— Оставь в покое этих людей…
Нат просияла: такой же улыбкой, как та, что наконец разгладила ее лицо, когда Магорен укоризненно крикнул: «Полотенце!» — и дал ей обтереть мою дочь. Пусть она колет мне ею глаза в минуту гнева, пусть она по-прежнему такая же колючая, как наши изгороди, и так же, как они, готова окружить меня со всех сторон, — Боже мой, это неважно. Пусть она видит меня ходящей по грешной земле (постоянно рискуя оступиться), а не вознесенной на пьедестал — я не сержусь: если б нужно было гордиться людьми, чтобы их любить, кого бы мы любили? И как хрупка была бы любовь! Достаточно того, что Нат покорна своей, похожей на игольницу. Достаточно того, что возрождается старое содружество четырех юбок — немного менее покладистых и, может быть, более надежных, — старое согласие четырех голов: седой, рыжей, светлой и черной. (Черная — скорее, русая. Но Натали уверяет, что «дети быстро темнеют».)
* * *
Ну, за работу! Будем проще. Лучше оставить все это в покое и заняться кройкой. До наступления вечера. В четыре часа придет мадам Бюртен, воспользовавшись прояснением погоды. В пять надо будет перепеленать Бель, что сейчас приходится делать очень часто, и мы будем спорить о том, не пора ли перевести ее на искусственное питание. Наконец, в шесть Нат, никому не доверяющая выбор круп, пойдет варить кашку своей крестнице, а когда кашка будет съедена, Берта, наш попугай, точно соблюдающий расписание, двадцать раз повторит:
— Ей пора спать? Пора спать?
Иногда я позволяю ей раздеть малышку, поиграть с пудрилкой, присыпать тальком складки на животике, и полная луна не сияет ярче в нимбе своих лучей, чем добрая физиономия Берты в ореоле блаженства. Но сегодня вечером — нет! Бросив долгий взгляд на улыбающийся портрет, я решаю подняться одна, одна укладываю свою дочь и спускаюсь одна, в темноте, закрыв глаза, касаясь пальцами стен. Под моими шагами никогда не скрипят половицы, и входная дверь бесшумно открывается под моей рукой в глубокую свежесть ночи.

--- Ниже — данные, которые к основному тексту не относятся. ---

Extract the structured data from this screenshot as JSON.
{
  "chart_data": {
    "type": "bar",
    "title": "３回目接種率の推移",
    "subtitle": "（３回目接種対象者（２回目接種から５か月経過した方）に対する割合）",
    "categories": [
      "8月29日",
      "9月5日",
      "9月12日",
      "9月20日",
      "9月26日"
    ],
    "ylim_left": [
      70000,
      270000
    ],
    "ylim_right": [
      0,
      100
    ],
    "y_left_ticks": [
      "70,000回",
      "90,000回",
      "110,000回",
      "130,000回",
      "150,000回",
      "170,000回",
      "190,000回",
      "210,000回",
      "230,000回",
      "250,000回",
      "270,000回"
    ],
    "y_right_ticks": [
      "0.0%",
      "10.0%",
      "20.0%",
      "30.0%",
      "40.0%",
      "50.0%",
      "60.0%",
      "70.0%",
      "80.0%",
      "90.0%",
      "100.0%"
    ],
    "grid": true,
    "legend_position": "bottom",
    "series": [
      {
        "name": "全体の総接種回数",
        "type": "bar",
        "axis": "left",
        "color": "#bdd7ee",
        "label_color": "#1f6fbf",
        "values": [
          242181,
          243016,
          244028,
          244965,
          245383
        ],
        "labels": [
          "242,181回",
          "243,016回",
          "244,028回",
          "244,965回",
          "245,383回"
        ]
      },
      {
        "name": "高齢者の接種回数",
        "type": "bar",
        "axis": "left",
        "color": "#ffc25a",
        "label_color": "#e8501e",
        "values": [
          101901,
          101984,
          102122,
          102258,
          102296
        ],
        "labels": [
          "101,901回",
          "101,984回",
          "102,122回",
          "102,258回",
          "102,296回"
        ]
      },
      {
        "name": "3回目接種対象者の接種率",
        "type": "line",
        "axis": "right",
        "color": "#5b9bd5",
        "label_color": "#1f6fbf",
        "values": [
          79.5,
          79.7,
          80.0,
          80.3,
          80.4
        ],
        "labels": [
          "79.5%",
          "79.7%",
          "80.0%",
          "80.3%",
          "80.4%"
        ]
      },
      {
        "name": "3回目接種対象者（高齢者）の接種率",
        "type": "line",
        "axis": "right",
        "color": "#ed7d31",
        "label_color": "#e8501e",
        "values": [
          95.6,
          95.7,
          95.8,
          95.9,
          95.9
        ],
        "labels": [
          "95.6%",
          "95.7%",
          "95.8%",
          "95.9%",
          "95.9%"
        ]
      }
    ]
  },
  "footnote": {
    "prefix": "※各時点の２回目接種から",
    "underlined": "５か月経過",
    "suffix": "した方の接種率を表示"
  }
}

Как тихо, Иза! Деревья перестали стонать. Ветер только расчистил небо; от него осталось одно дуновение, проносящееся у самой земли, шевеля опавшие листья. Скучные дикие голуби, которых мне никогда не удается увидеть, глухо воркуют на верхних ветках ели, на которых они сидят каждый вечер, пачкая ствол длинными белесыми струйками. Неутомимая лягушка распевает мотив из двух нот. Часы вдруг звонко бьют половину, а с неба срывается звезда; и свет, и звон долго дрожат, постепенно стихая, и разом пропадают. Я все понимаю… Преданная нежность, виновная любовь — сжалитесь ли вы надо мной? Рожденная для того, что вы мне оставили, я большего и не прошу. Я ничего не забываю. Но я защищаюсь, как защищается моя Залука, в равной мере снедаемая и охраняемая зарослями ежевики и воспоминаниями.